Package and deploy the app to Azure:
azd package
azd deploy
Note
This will provision Azure resources and deploy this sample to those resources, including building the search index based on the files found in the ./data folder.
After the application has been successfully deployed you will see a URL printed to the console. Click that URL to interact with the application in your browser.
It will look like the following:
Note
It may take 5-10 minutes after you see 'SUCCESS' for the application to be fully deployed.
Important
Beware that the resources created by this command will incur immediate costs, primarily from the AI Search resource. These resources may accrue costs even if you interrupt the command before it is fully executed. You can run azd down
or delete the resources manually to avoid unnecessary spending.
You will be prompted to select two locations, one for the majority of resources and one for the OpenAI resource, which is currently a short list. That location list is based on the OpenAI model availability table and may become outdated as availability changes.
If you've only changed the Next.js app code in the app
folder, then you don't need to re-provision the Azure resources. You can just run:
azd deploy
If you've changed the infrastructure files (infra
folder or azure.yaml
), then you'll need to re-provision the Azure resources. You can do that by running:
azd up
You can run a development server locally after having successfully run the azd up
(or simply azd provision
) command. If you haven't yet, follow the deploying steps above.
First, azd auth login
to authenticate to your Azure account.
Then, install the project dependencies:
npm install
Next, generate the embeddings of the documents in the ./data directory:
npm run generate
Third, run the development server:
npm run dev
Open http://localhost:3000 with your browser to see the result.

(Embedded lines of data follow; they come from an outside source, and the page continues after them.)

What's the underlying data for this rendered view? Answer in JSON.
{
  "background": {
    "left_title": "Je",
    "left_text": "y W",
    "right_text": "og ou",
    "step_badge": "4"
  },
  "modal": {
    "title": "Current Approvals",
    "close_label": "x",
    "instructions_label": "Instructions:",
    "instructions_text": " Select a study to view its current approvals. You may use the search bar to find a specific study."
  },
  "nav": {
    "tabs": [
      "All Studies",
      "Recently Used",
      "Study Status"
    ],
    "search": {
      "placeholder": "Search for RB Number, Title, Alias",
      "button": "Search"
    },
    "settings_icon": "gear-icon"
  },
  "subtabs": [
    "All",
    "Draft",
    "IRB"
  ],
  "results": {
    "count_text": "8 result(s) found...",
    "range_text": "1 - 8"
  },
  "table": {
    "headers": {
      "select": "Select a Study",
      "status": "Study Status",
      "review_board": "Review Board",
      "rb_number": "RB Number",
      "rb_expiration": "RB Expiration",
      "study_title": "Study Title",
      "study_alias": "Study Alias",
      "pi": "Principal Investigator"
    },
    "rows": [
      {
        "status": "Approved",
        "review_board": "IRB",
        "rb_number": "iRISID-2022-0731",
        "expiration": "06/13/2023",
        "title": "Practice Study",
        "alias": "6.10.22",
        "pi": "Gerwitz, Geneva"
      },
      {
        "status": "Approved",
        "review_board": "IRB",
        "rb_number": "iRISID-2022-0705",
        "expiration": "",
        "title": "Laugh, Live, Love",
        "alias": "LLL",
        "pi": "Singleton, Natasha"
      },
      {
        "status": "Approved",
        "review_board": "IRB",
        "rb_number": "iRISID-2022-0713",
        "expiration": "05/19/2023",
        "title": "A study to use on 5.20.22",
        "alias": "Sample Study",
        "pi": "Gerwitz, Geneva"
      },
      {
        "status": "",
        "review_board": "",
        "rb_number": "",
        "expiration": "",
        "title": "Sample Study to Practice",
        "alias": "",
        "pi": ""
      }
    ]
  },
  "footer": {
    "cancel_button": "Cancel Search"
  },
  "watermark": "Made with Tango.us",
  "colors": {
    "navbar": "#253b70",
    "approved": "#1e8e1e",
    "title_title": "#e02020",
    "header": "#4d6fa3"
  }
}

- In Azure: navigate to the Azure app deployed by
azd
. The URL is printed out whenazd
completes (as "Endpoint"), or you can find it in the Azure portal. - Running locally: navigate to http://localhost:3000
To clean up all the resources created by this sample:
- Run
azd down
- When asked if you are sure you want to continue, enter
y
- When asked if you want to permanently delete the resources, enter
y
NOTE: you can also run azd down --purge --force
.
The resource group and all the resources will be deleted.